In [1]:
import numpy as np
import pandas as pd
import difflib
from sklearn.feature_extraction.text import TfidfVectorizer
from sklearn.metrics.pairwise import cosine_similarity

Data Pre-processing

In [2]:
#CSV File Load
movies_data = pd.read_csv('/content/movies.csv')

In [3]:
movies_data.shape

(4803, 24)

In [4]:
#selecting the features to consider
selected_features = ['genres','keywords','tagline','cast','director']

In [5]:
#replacing null values with null string
for feature in selected_features:
  movies_data[feature] = movies_data[feature].fillna('')

In [6]:
#combining all features into one
combined_features = movies_data['genres']+' '+movies_data['keywords']+' '+movies_data['tagline']+' '+movies_data['cast']+' '+movies_data['director']

Feature Extraction

In [7]:
#Text --> Feature Vectors
vectorizer = TfidfVectorizer()

In [8]:
feature_vectors = vectorizer.fit_transform(combined_features)

Cosine Similarity

In [9]:
#getting similarity scores
similarity = cosine_similarity(feature_vectors)

User Input

In [10]:
movie_name = input('Enter your favourite movie name:')

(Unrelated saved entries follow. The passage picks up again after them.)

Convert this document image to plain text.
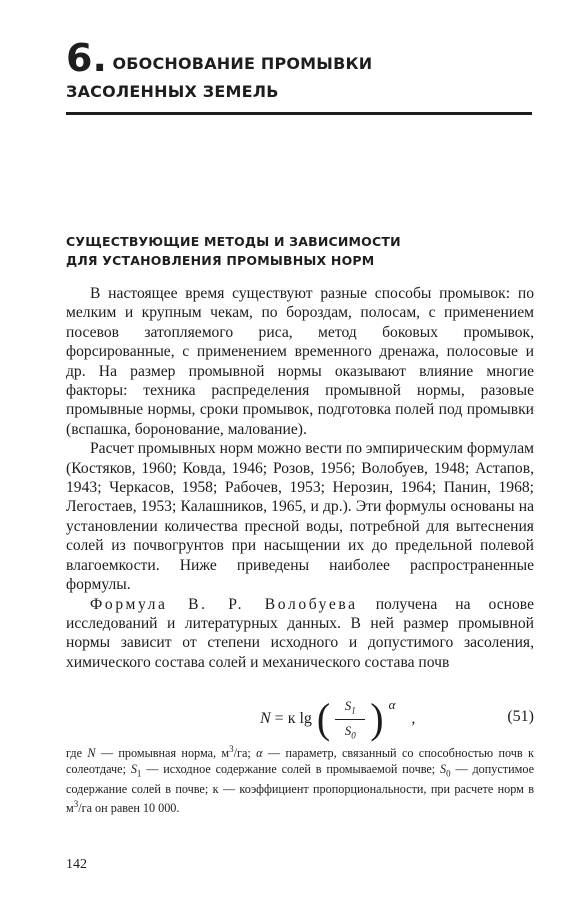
6. ОБОСНОВАНИЕ ПРОМЫВКИ
ЗАСОЛЕННЫХ ЗЕМЕЛЬ
СУЩЕСТВУЮЩИЕ МЕТОДЫ И ЗАВИСИМОСТИ
ДЛЯ УСТАНОВЛЕНИЯ ПРОМЫВНЫХ НОРМ

В настоящее время существуют разные способы промывок: по мелким и крупным чекам, по бороздам, полосам, с применением посевов затопляемого риса, метод боковых промывок, форсированные, с применением временного дренажа, полосовые и др. На размер промывной нормы оказывают влияние многие факторы: техника распределения промывной нормы, разовые промывные нормы, сроки промывок, подготовка полей под промывки (вспашка, боронование, малование).

Расчет промывных норм можно вести по эмпирическим формулам (Костяков, 1960; Ковда, 1946; Розов, 1956; Волобуев, 1948; Астапов, 1943; Черкасов, 1958; Рабочев, 1953; Нерозин, 1964; Панин, 1968; Легостаев, 1953; Калашников, 1965, и др.). Эти формулы основаны на установлении количества пресной воды, потребной для вытеснения солей из почвогрунтов при насыщении их до предельной полевой влагоемкости. Ниже приведены наиболее распространенные формулы.

Формула В. Р. Волобуева получена на основе исследований и литературных данных. В ней размер промывной нормы зависит от степени исходного и допустимого засоления, химического состава солей и механического состава почв

N = к lg ( $\frac{S_1}{S_0}$ ) α
,	(51)
где N — промывная норма, $м^3/га$; α — параметр, связанный со способностью почв к солеотдаче; $S_1$ — исходное содержание солей в промываемой почве; $S_0$ — допустимое содержание солей в почве; к — коэффициент пропорциональности, при расчете норм в $м^3/га$ он равен 10 000.
142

Enter your favourite movie name:iron man


In [11]:
#creating a list with all the movies given in dataset
title_list = movies_data['title'].tolist()

In [12]:
#finding close match using difflib
find_close_match = difflib.get_close_matches(movie_name, title_list)

In [13]:
close_match = find_close_match[0]

In [14]:
#find index with title
index_of_movie = movies_data[movies_data['title'] == close_match].index[0]

Output

In [15]:
#getting list of similar movies
similarity_score = list(enumerate(similarity[index_of_movie]))

In [16]:
#sorting based on high score
sorted_similar_movies = sorted(similarity_score, key = lambda x:x[1], reverse = True)

In [18]:
#print the name of similar movies based on index
print('Movies suggested for you: \n')

i = 1

for movie in sorted_similar_movies:
  index = movie[0]
  title_from_index = movies_data[movies_data.index == index]['title'].values[0]
  if (i <= 30):
    print(i, '.', title_from_index)
    i += 1

Movies suggested for you: 

1 . Iron Man
2 . Iron Man 2
3 . Iron Man 3
4 . Avengers: Age of Ultron
5 . The Avengers
6 . Captain America: Civil War
7 . Captain America: The Winter Soldier
8 . Ant-Man
9 . X-Men
10 . Made
11 . X-Men: Apocalypse
12 . X2
13 . The Incredible Hulk
14 . The Helix... Loaded
15 . X-Men: First Class
16 . X-Men: Days of Future Past
17 . Captain America: The First Avenger
18 . Kick-Ass 2
19 . Guardians of the Galaxy
20 . Deadpool
21 . Thor: The Dark World
22 . G-Force
23 . X-Men: The Last Stand
24 . Duets
25 . Mortdecai
26 . The Last Airbender
27 . Southland Tales
28 . Zathura: A Space Adventure
29 . Sky Captain and the World of Tomorrow
30 . The Amazing Spider-Man 2